Pour lutter contre les VSS, de nombreux festivals ont adhéré au dispositif Safer, tout comme des municipalités.Photo : Steeven Pellan / Rue89 Strasbourg

Écouter et permettre l’isolement

Afin de bien s’adapter à la pluralité des situations et parce que l’organisation « ne peut pas prédire ce qui va se passer pendant le festival », Pelpass a aménagé un espace isolé sur le site du Jardin des Deux-Rives. Inaccessible au public, les victimes y sont accueillies, écoutées, entendues. Selon la gravité des faits, elles sont accompagnées, orientées vers des professionnels.

Cette idée d’espace de sécurité a aussi été appliquée à deux endroits de la Ville de Strasbourg lors de la Fête de la musique.

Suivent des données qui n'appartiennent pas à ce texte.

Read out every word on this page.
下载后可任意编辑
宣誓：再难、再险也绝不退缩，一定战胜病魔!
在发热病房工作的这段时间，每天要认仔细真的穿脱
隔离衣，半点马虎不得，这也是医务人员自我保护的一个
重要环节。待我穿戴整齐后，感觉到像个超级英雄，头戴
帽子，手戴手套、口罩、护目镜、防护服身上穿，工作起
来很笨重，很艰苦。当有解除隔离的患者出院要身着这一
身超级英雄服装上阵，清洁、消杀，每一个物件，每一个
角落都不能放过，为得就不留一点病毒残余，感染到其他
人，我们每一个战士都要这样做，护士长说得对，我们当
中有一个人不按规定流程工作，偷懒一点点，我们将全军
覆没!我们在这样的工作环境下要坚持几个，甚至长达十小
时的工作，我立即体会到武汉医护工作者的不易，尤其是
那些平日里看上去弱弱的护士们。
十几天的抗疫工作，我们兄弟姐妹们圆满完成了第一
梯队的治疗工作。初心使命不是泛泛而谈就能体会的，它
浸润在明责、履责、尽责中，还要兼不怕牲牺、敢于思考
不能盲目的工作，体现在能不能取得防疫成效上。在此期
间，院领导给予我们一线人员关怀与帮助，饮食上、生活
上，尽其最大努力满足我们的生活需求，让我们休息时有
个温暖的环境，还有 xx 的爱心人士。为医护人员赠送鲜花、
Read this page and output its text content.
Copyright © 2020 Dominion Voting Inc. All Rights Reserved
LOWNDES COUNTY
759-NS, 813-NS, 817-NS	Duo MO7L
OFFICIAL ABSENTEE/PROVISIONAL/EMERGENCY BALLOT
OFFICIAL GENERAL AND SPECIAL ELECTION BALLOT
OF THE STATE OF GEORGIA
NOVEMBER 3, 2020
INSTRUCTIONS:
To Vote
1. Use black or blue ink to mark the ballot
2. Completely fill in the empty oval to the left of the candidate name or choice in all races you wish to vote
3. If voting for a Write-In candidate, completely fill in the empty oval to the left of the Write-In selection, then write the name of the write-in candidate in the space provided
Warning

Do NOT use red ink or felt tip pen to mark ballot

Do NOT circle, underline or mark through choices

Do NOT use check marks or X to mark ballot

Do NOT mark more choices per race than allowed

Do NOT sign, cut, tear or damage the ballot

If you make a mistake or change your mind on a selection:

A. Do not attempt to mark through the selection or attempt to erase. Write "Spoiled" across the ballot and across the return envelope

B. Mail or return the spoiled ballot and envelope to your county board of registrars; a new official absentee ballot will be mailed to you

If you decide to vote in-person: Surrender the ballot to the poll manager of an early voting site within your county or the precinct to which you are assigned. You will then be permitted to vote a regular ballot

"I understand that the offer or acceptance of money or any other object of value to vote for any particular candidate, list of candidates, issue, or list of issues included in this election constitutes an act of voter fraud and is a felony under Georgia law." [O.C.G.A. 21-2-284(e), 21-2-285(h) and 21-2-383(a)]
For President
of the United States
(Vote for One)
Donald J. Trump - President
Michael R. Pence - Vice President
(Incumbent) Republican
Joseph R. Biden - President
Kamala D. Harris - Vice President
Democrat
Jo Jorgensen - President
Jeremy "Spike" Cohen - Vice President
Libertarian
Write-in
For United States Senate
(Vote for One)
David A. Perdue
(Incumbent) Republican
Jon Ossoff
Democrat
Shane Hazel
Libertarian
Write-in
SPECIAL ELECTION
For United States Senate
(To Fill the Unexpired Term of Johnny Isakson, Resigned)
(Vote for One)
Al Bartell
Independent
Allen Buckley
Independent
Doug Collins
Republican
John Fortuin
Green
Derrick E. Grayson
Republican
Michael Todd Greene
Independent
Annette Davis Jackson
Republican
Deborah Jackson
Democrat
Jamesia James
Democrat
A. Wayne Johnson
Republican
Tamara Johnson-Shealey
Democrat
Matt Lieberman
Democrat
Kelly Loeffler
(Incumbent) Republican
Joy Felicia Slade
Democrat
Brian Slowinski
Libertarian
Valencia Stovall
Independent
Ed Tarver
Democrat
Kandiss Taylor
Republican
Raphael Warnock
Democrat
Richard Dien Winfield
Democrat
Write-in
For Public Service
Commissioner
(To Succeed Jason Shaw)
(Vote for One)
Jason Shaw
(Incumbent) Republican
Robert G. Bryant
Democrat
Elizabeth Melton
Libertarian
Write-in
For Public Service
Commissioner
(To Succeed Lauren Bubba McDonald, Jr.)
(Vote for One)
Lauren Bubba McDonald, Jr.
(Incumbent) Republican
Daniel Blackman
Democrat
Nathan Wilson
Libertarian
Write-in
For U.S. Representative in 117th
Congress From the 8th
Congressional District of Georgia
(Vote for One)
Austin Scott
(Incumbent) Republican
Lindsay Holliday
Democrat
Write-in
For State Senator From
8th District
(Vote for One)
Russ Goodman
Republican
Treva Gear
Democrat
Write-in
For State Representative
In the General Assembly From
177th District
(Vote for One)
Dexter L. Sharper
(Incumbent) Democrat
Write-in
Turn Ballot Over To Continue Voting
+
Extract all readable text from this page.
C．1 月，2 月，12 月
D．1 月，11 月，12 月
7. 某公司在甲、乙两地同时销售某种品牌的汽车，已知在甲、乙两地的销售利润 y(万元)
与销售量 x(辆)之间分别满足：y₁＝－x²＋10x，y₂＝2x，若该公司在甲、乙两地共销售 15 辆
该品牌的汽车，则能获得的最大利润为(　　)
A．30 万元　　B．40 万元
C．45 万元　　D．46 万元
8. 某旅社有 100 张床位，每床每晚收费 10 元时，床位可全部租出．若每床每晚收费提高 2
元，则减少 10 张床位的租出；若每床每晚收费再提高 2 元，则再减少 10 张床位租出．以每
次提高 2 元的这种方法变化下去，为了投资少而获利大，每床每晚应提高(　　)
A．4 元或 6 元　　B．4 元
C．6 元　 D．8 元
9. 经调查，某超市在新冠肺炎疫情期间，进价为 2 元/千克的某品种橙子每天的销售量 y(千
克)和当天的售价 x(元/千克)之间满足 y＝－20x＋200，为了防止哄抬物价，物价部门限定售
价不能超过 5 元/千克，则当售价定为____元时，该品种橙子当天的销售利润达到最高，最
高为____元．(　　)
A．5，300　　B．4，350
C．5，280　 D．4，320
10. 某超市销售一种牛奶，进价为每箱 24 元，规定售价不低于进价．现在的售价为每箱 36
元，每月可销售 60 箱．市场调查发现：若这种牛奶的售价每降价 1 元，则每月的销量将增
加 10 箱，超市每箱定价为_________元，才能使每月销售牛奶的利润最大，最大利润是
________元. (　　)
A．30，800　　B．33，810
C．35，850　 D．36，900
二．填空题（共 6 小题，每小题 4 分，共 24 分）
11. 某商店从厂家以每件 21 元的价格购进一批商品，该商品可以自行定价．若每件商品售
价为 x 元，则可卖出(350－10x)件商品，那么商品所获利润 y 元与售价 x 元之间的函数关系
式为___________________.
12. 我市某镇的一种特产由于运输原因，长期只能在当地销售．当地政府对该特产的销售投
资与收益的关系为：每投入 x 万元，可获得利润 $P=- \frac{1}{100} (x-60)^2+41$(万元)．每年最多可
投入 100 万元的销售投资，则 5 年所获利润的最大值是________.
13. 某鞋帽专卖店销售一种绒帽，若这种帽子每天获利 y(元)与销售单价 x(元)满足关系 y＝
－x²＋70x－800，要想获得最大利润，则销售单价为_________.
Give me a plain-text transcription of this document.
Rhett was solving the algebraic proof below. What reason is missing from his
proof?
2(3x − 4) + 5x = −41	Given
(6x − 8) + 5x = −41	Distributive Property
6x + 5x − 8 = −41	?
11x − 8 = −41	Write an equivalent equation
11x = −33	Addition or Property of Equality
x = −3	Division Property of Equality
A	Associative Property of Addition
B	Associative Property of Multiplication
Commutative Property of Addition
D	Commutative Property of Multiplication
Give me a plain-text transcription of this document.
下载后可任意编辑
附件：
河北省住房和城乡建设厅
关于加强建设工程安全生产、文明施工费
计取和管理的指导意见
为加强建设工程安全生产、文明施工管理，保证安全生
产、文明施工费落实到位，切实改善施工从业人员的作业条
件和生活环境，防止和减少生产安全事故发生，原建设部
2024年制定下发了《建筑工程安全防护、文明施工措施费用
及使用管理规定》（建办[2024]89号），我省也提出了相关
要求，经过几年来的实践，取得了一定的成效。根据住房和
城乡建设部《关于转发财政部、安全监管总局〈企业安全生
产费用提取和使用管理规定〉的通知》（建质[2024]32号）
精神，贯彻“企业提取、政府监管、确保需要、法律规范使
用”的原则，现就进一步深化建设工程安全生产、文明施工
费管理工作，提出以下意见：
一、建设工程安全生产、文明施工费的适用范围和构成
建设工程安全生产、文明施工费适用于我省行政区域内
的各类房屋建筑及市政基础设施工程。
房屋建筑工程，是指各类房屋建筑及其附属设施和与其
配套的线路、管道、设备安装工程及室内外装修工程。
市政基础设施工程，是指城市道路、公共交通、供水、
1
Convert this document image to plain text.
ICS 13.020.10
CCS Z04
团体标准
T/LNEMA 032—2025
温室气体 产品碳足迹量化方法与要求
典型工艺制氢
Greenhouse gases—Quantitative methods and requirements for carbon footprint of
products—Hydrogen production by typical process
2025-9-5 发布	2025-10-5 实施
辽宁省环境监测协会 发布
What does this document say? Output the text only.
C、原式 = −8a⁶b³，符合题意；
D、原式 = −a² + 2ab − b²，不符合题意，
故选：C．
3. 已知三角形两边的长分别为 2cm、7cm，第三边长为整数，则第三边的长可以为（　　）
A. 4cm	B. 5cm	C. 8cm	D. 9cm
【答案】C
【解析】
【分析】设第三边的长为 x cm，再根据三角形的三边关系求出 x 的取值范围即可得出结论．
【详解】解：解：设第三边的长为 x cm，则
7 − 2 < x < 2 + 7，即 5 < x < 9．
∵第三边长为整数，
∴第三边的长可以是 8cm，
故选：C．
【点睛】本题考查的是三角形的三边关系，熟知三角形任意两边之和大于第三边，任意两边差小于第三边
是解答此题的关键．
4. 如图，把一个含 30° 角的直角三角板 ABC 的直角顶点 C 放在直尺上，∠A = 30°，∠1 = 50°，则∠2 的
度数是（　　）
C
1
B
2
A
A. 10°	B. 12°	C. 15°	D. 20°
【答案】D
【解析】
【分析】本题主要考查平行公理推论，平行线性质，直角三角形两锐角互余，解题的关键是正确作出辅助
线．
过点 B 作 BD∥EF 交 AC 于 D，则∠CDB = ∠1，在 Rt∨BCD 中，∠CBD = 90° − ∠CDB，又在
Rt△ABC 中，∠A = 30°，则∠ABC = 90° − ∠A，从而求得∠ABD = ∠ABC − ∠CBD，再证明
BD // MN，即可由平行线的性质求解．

Déjà testées en 2023, les « safer zones » sont un lieu de répit et d’orientation mis en place par les associations Dis bonjour sale pute, Planning Familial 67, Ithaque et Ru’elles. Place d’Austerlitz et place Saint-Étienne, Christelle Wieder, adjointe municipale en charge des droits de femmes, estime que « cela rassure le public de voir ces espaces et d’être mis en sécurité ».

En dehors des évènements notables, la Ville de Strasbourg a aussi formé huit médiateurs qui parcourent les rues, chasubles verts sur le dos, depuis avril 2024, « notamment le week-end aux abords des espaces de fête », précise l’adjointe. Ils sont chargés de réaliser de la prévention et de repérer les VSS.

Des stands sont mis en place par le Planning familial lors d'événements festifs.
Le stand Planning familial 67 lors d’une intervention en milieu festif avec d’autres associations.Photo : Planning Familial 67

Quel impact ?

Difficile pour les organisateurs de déterminer l’impact des dispositifs qu’ils déploient, au-delà de quelques retours verbaux satisfaits à la fin des évènements. D’une part car certaines des victimes ne parlent pas, selon la chargée d’administration de Décibulles. D’autre part par manque de retombées chiffrées. « Pour l’édition 2024 de Décibulles, nous allons interroger précisément nos festivaliers dans un questionnaire de satisfaction », précise Coralie Wimmer, questionnée sur le sentiment de sécurité de son public.

Pour Claire, du Planning familial, il est certain que leur présence en soutien de victimes est pertinente, ne serait-ce que parce qu’elle « rassure » : « Il y a plus de vigilance et moins de tolérance. » François-Xavier Laurent, de Pelpass, insiste : « Notre rôle est de montrer que nous croyons les victimes ».